Financial infidelity is defined more by the secrecy than the amount of money involved. Nor do all money secrets add up to financial infidelity. There’s a big difference between saving on the sly for a special anniversary gift and lying about a clandestine and costly visit to a casino. Partners shouldn’t need to account to each other for every penny they spend. Secrets cross the line into infidelity when they are for the purpose of protecting oneself from the consequences of one’s financial behavior.
These are some of the situations in a relationship that might foster secret spending and financial infidelity.
- Not talking about money. For a couple to work together as trusted financial partners, they must be able to talk about priorities, goals, needs, and difficulties. They need to know one another’s income, liabilities, and net worth.
- One partner choosing to stay ignorant about or uninvolved in family finances. While this certainly doesn’t justify cheating or lying by the other partner, it is an abdication of the responsibility to be an equal partner in the financial aspect of the relationship.
- One partner being a financial bully. If one partner is controlling and abusive around finances, the other may see little choice but to hide spending and keep money secrets.

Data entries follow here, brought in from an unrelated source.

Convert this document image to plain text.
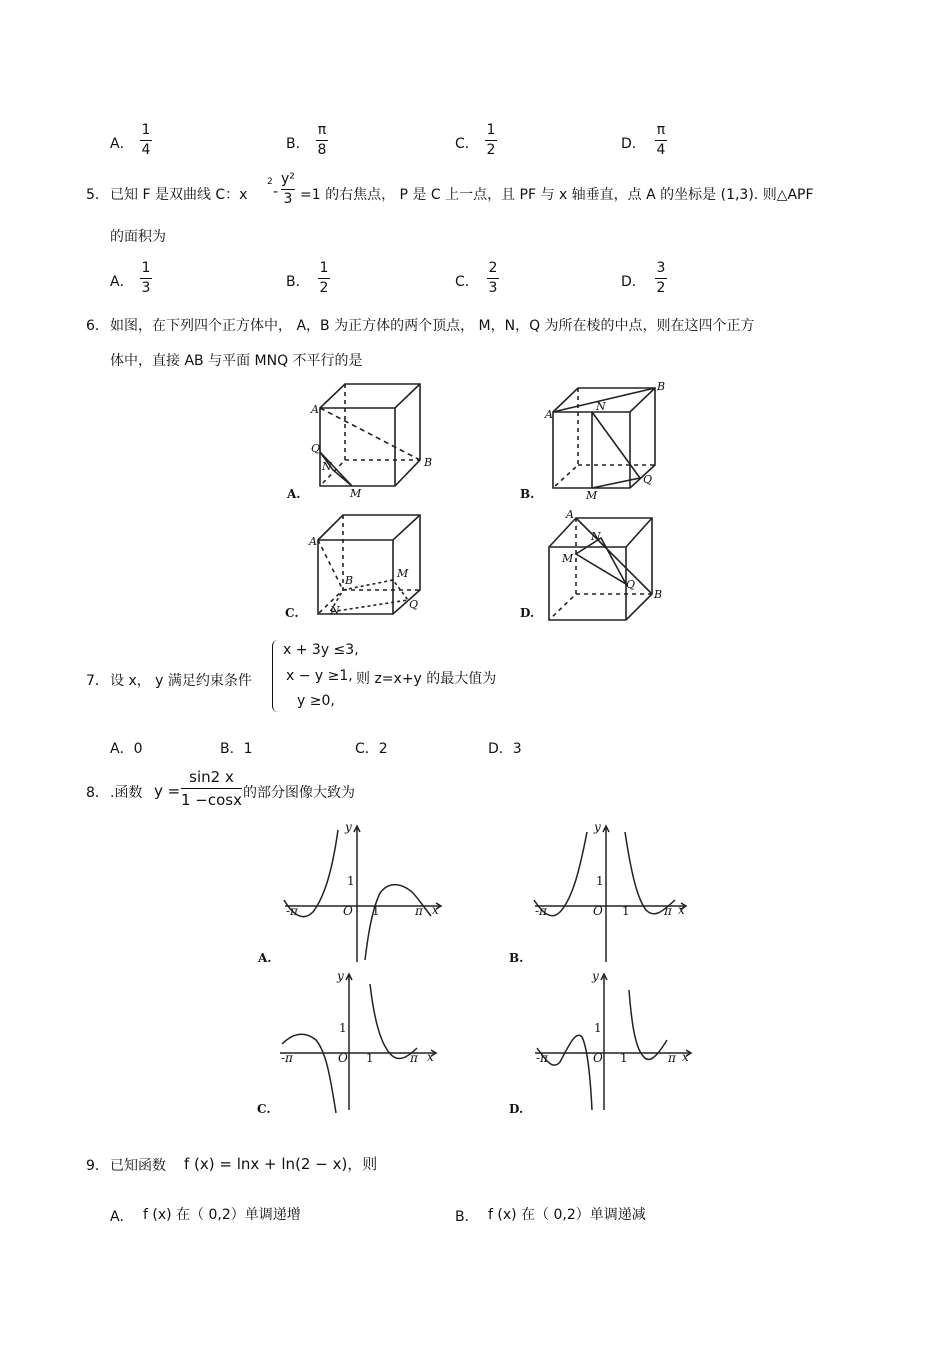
A．
1
4	B．
π
8	C．
1
2	D．
π
4
5． 已知 F 是双曲线 C：x
2
-
y²
3 =1 的右焦点， P 是 C 上一点，且 PF 与 x 轴垂直，点 A 的坐标是 (1,3). 则△APF
的面积为
A．
1
3	B．
1
2	C．
2
3	D．
3
2
6． 如图，在下列四个正方体中， A，B 为正方体的两个顶点， M，N，Q 为所在棱的中点，则在这四个正方
体中，直接 AB 与平面 MNQ 不平行的是
A
B
Q
N
M
A
B
N
M
Q
A
B
M
N	Q
A
B
M
N
Q
A.	B.
C.	D.
7． 设 x， y 满足约束条件
x + 3y ≤3,
x − y ≥1, 则 z=x+y 的最大值为
y ≥0,
A．0	B．1	C．2	D．3
8． .函数 y =
sin2 x
1 −cosx 的部分图像大致为
y
x
O
1
1	π
-π
y
x
O
1
1	π
-π
y
x
O
1
1	π
-π
y
x
O
1
1	π
-π
A.	B.
C.	D.
9． 已知函数 f (x) = lnx + ln(2 − x)，则
A． f (x) 在（ 0,2）单调递增	B． f (x) 在（ 0,2）单调递减
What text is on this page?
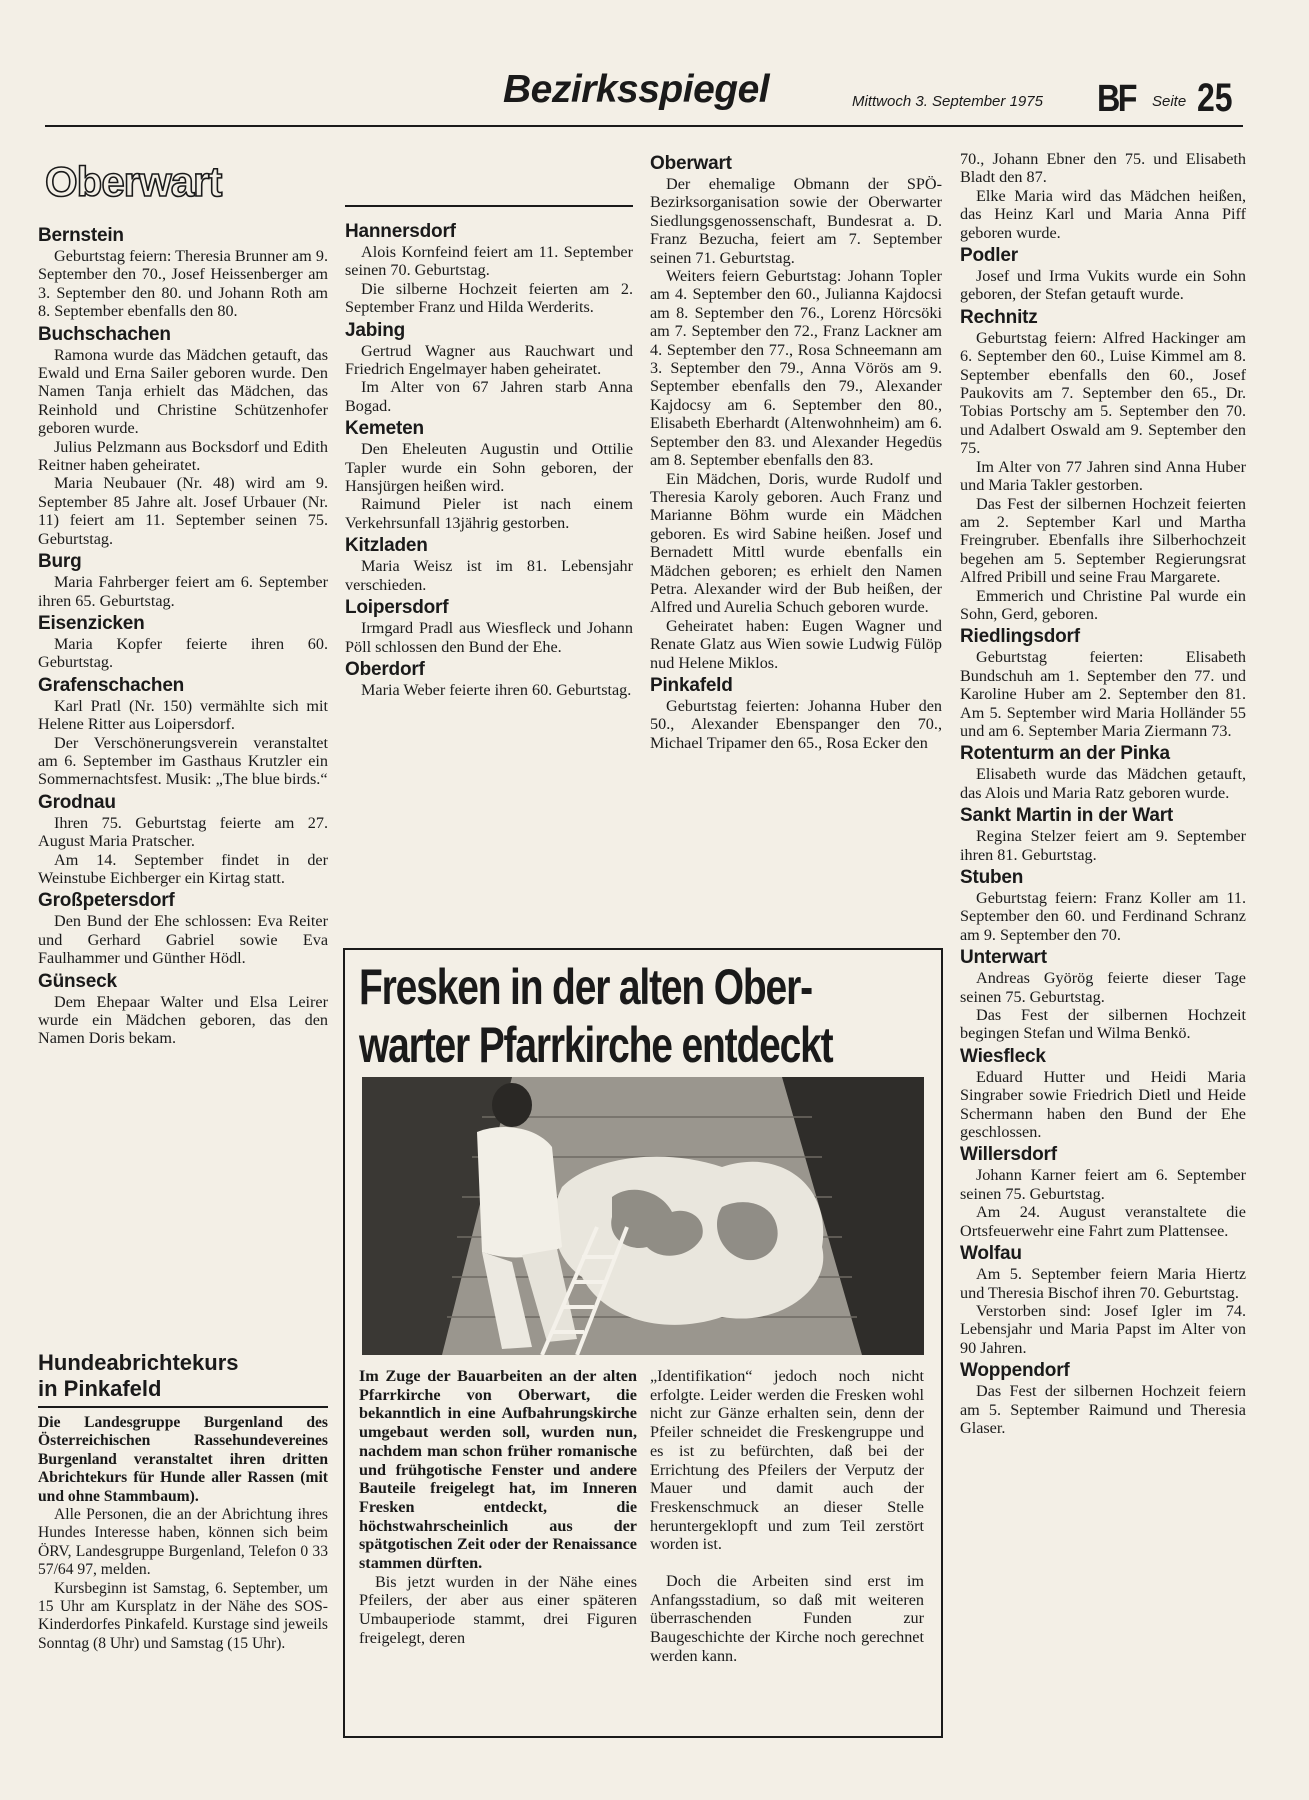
Bezirksspiegel	Mittwoch 3. September 1975 BF Seite 25
Oberwart
Bernstein
Geburtstag feiern: Theresia Brunner am 9. September den 70., Josef Heissenberger am 3. September den 80. und Johann Roth am 8. September ebenfalls den 80.
Buchschachen
Ramona wurde das Mädchen getauft, das Ewald und Erna Sailer geboren wurde. Den Namen Tanja erhielt das Mädchen, das Reinhold und Christine Schützenhofer geboren wurde.
Julius Pelzmann aus Bocksdorf und Edith Reitner haben geheiratet.
Maria Neubauer (Nr. 48) wird am 9. September 85 Jahre alt. Josef Urbauer (Nr. 11) feiert am 11. September seinen 75. Geburtstag.
Burg
Maria Fahrberger feiert am 6. September ihren 65. Geburtstag.
Eisenzicken
Maria Kopfer feierte ihren 60. Geburtstag.
Grafenschachen
Karl Pratl (Nr. 150) vermählte sich mit Helene Ritter aus Loipersdorf.
Der Verschönerungsverein veranstaltet am 6. September im Gasthaus Krutzler ein Sommernachtsfest. Musik: „The blue birds.“
Grodnau
Ihren 75. Geburtstag feierte am 27. August Maria Pratscher.
Am 14. September findet in der Weinstube Eichberger ein Kirtag statt.
Großpetersdorf
Den Bund der Ehe schlossen: Eva Reiter und Gerhard Gabriel sowie Eva Faulhammer und Günther Hödl.
Günseck
Dem Ehepaar Walter und Elsa Leirer wurde ein Mädchen geboren, das den Namen Doris bekam.
Hundeabrichtekurs
in Pinkafeld

Die Landesgruppe Burgenland des Österreichischen Rassehundevereines Burgenland veranstaltet ihren dritten Abrichtekurs für Hunde aller Rassen (mit und ohne Stammbaum).

Alle Personen, die an der Abrichtung ihres Hundes Interesse haben, können sich beim ÖRV, Landesgruppe Burgenland, Telefon 0 33 57/64 97, melden.

Kursbeginn ist Samstag, 6. September, um 15 Uhr am Kursplatz in der Nähe des SOS-Kinderdorfes Pinkafeld. Kurstage sind jeweils Sonntag (8 Uhr) und Samstag (15 Uhr).

Hannersdorf
Alois Kornfeind feiert am 11. September seinen 70. Geburtstag.
Die silberne Hochzeit feierten am 2. September Franz und Hilda Werderits.
Jabing
Gertrud Wagner aus Rauchwart und Friedrich Engelmayer haben geheiratet.
Im Alter von 67 Jahren starb Anna Bogad.
Kemeten
Den Eheleuten Augustin und Ottilie Tapler wurde ein Sohn geboren, der Hansjürgen heißen wird.
Raimund Pieler ist nach einem Verkehrsunfall 13jährig gestorben.
Kitzladen
Maria Weisz ist im 81. Lebensjahr verschieden.
Loipersdorf
Irmgard Pradl aus Wiesfleck und Johann Pöll schlossen den Bund der Ehe.
Oberdorf
Maria Weber feierte ihren 60. Geburtstag.
Oberwart
Der ehemalige Obmann der SPÖ-Bezirksorganisation sowie der Oberwarter Siedlungsgenossenschaft, Bundesrat a. D. Franz Bezucha, feiert am 7. September seinen 71. Geburtstag.
Weiters feiern Geburtstag: Johann Topler am 4. September den 60., Julianna Kajdocsi am 8. September den 76., Lorenz Hörcsöki am 7. September den 72., Franz Lackner am 4. September den 77., Rosa Schneemann am 3. September den 79., Anna Vörös am 9. September ebenfalls den 79., Alexander Kajdocsy am 6. September den 80., Elisabeth Eberhardt (Altenwohnheim) am 6. September den 83. und Alexander Hegedüs am 8. September ebenfalls den 83.
Ein Mädchen, Doris, wurde Rudolf und Theresia Karoly geboren. Auch Franz und Marianne Böhm wurde ein Mädchen geboren. Es wird Sabine heißen. Josef und Bernadett Mittl wurde ebenfalls ein Mädchen geboren; es erhielt den Namen Petra. Alexander wird der Bub heißen, der Alfred und Aurelia Schuch geboren wurde.
Geheiratet haben: Eugen Wagner und Renate Glatz aus Wien sowie Ludwig Fülöp nud Helene Miklos.
Pinkafeld
Geburtstag feierten: Johanna Huber den 50., Alexander Ebenspanger den 70., Michael Tripamer den 65., Rosa Ecker den
70., Johann Ebner den 75. und Elisabeth Bladt den 87.
Elke Maria wird das Mädchen heißen, das Heinz Karl und Maria Anna Piff geboren wurde.
Podler
Josef und Irma Vukits wurde ein Sohn geboren, der Stefan getauft wurde.
Rechnitz
Geburtstag feiern: Alfred Hackinger am 6. September den 60., Luise Kimmel am 8. September ebenfalls den 60., Josef Paukovits am 7. September den 65., Dr. Tobias Portschy am 5. September den 70. und Adalbert Oswald am 9. September den 75.
Im Alter von 77 Jahren sind Anna Huber und Maria Takler gestorben.
Das Fest der silbernen Hochzeit feierten am 2. September Karl und Martha Freingruber. Ebenfalls ihre Silberhochzeit begehen am 5. September Regierungsrat Alfred Pribill und seine Frau Margarete.
Emmerich und Christine Pal wurde ein Sohn, Gerd, geboren.
Riedlingsdorf
Geburtstag feierten: Elisabeth Bundschuh am 1. September den 77. und Karoline Huber am 2. September den 81. Am 5. September wird Maria Holländer 55 und am 6. September Maria Ziermann 73.
Rotenturm an der Pinka
Elisabeth wurde das Mädchen getauft, das Alois und Maria Ratz geboren wurde.
Sankt Martin in der Wart
Regina Stelzer feiert am 9. September ihren 81. Geburtstag.
Stuben
Geburtstag feiern: Franz Koller am 11. September den 60. und Ferdinand Schranz am 9. September den 70.
Unterwart
Andreas Györög feierte dieser Tage seinen 75. Geburtstag.
Das Fest der silbernen Hochzeit begingen Stefan und Wilma Benkö.
Wiesfleck
Eduard Hutter und Heidi Maria Singraber sowie Friedrich Dietl und Heide Schermann haben den Bund der Ehe geschlossen.
Willersdorf
Johann Karner feiert am 6. September seinen 75. Geburtstag.
Am 24. August veranstaltete die Ortsfeuerwehr eine Fahrt zum Plattensee.
Wolfau
Am 5. September feiern Maria Hiertz und Theresia Bischof ihren 70. Geburtstag.
Verstorben sind: Josef Igler im 74. Lebensjahr und Maria Papst im Alter von 90 Jahren.
Woppendorf
Das Fest der silbernen Hochzeit feiern am 5. September Raimund und Theresia Glaser.
Fresken in der alten Ober-
warter Pfarrkirche entdeckt

Im Zuge der Bauarbeiten an der alten Pfarrkirche von Oberwart, die bekanntlich in eine Aufbahrungskirche umgebaut werden soll, wurden nun, nachdem man schon früher romanische und frühgotische Fenster und andere Bauteile freigelegt hat, im Inneren Fresken entdeckt, die höchstwahrscheinlich aus der spätgotischen Zeit oder der Renaissance stammen dürften.

Bis jetzt wurden in der Nähe eines Pfeilers, der aber aus einer späteren Umbauperiode stammt, drei Figuren freigelegt, deren

„Identifikation“ jedoch noch nicht erfolgte. Leider werden die Fresken wohl nicht zur Gänze erhalten sein, denn der Pfeiler schneidet die Freskengruppe und es ist zu befürchten, daß bei der Errichtung des Pfeilers der Verputz der Mauer und damit auch der Freskenschmuck an dieser Stelle heruntergeklopft und zum Teil zerstört worden ist.

Doch die Arbeiten sind erst im Anfangsstadium, so daß mit weiteren überraschenden Funden zur Baugeschichte der Kirche noch gerechnet werden kann.
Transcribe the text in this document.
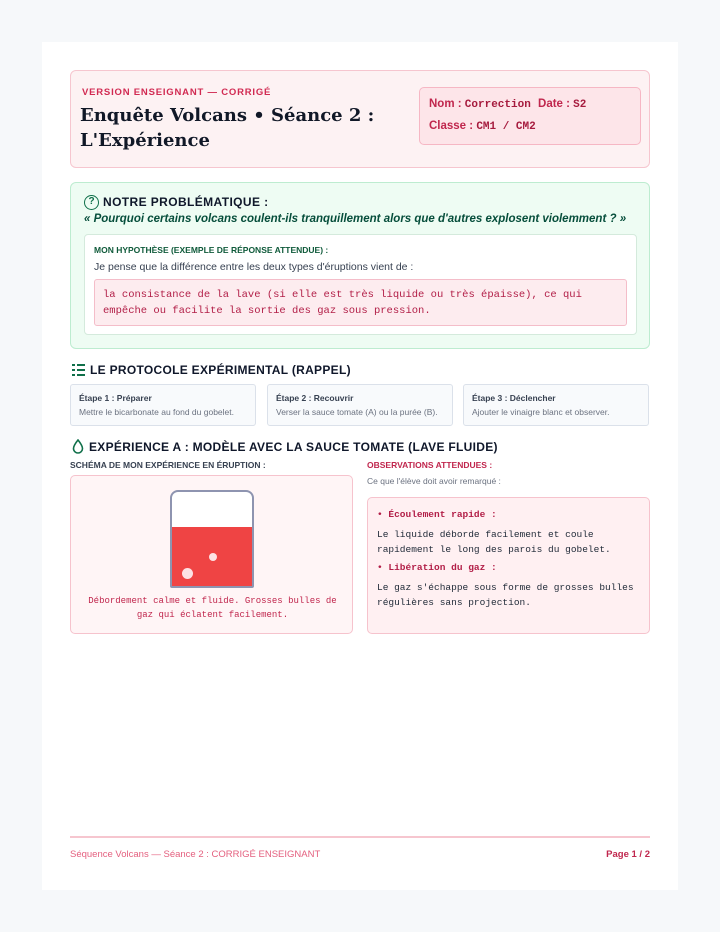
VERSION ENSEIGNANT — CORRIGÉ
Enquête Volcans • Séance 2 : L'Expérience
Nom : Correction Date : S2
Classe : CM1 / CM2
? NOTRE PROBLÉMATIQUE :
« Pourquoi certains volcans coulent-ils tranquillement alors que d'autres explosent violemment ? »
MON HYPOTHÈSE (EXEMPLE DE RÉPONSE ATTENDUE) :
Je pense que la différence entre les deux types d'éruptions vient de :
la consistance de la lave (si elle est très liquide ou très épaisse), ce qui empêche ou facilite la sortie des gaz sous pression.
LE PROTOCOLE EXPÉRIMENTAL (RAPPEL)
Étape 1 : Préparer
Mettre le bicarbonate au fond du gobelet.
Étape 2 : Recouvrir
Verser la sauce tomate (A) ou la purée (B).
Étape 3 : Déclencher
Ajouter le vinaigre blanc et observer.
EXPÉRIENCE A : MODÈLE AVEC LA SAUCE TOMATE (LAVE FLUIDE)
SCHÉMA DE MON EXPÉRIENCE EN ÉRUPTION :
Débordement calme et fluide. Grosses bulles de gaz qui éclatent facilement.
OBSERVATIONS ATTENDUES :
Ce que l'élève doit avoir remarqué :
• Écoulement rapide :
Le liquide déborde facilement et coule rapidement le long des parois du gobelet.
• Libération du gaz :
Le gaz s'échappe sous forme de grosses bulles régulières sans projection.
Séquence Volcans — Séance 2 : CORRIGÉ ENSEIGNANT	Page 1 / 2
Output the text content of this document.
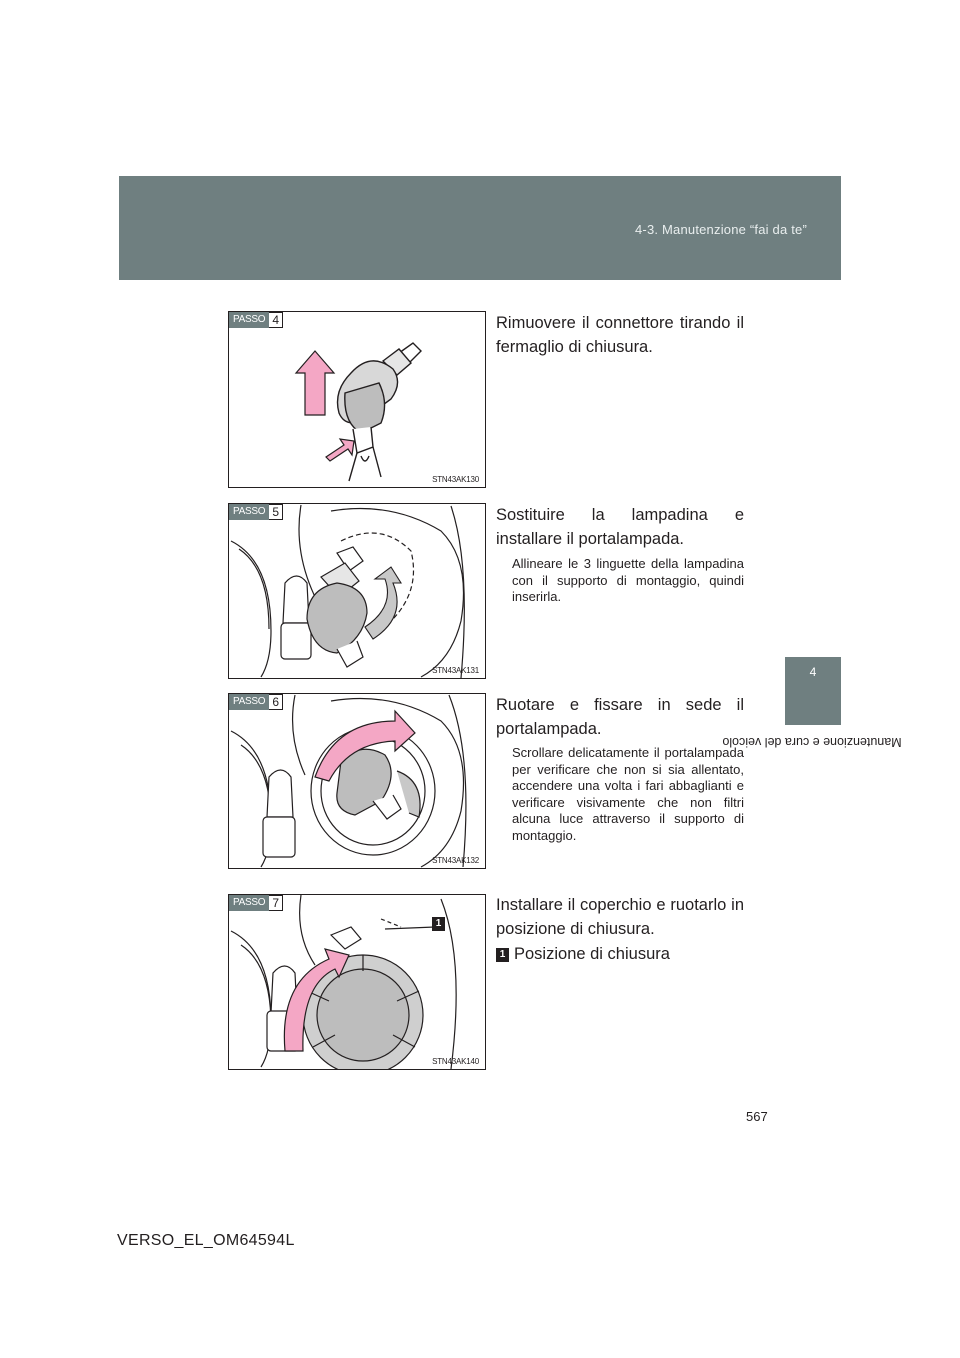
4-3. Manutenzione “fai da te”
4
Manutenzione e cura del veicolo
PASSO 4
STN43AK130
Rimuovere il connettore tirando il fermaglio di chiusura.
PASSO 5
STN43AK131
Sostituire la lampadina e installare il portalampada.
Allineare le 3 linguette della lampadina con il supporto di montaggio, quindi inserirla.
PASSO 6
STN43AK132
Ruotare e fissare in sede il portalampada.
Scrollare delicatamente il portalampada per verificare che non si sia allentato, accendere una volta i fari abbaglianti e verificare visivamente che non filtri alcuna luce attraverso il supporto di montaggio.
PASSO 7
1
STN43AK140
Installare il coperchio e ruotarlo in posizione di chiusura.
1 Posizione di chiusura
567
VERSO_EL_OM64594L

- An unequal financial relationship. This goes beyond simply one partner earning significantly more than the other. Even with such a disparity, the inequality is often more about the emotions than the paychecks. Inequality may also be a “parent/child” dynamic around money where one partner controls the funds, a situation that can foster resentment and lead to secret spending on either side.
- Ignoring evidence and inconsistencies. Financial infidelity leaves traces. Secret spending has to come from somewhere and go somewhere. Unexplained cash withdrawals, large credit card balances, or household bills that seem unrealistically high may be signs of financial infidelity. A partner who doesn’t seem to notice such clues might be carefully not asking difficult questions that could lead to a painful confrontation about money.
- Unresolved conflict. In a painful relationship, one partner might use secret spending as a distraction, a way to feel better, or an attempt to get even with the other.
Financial infidelity often develops over time, and it often grows out of or is part of other problems in the relationship. The bottom line for identifying financial infidelity is this: it’s a money secret that one partner would feel embarrassed, ashamed, or otherwise uncomfortable with the other partner finding out.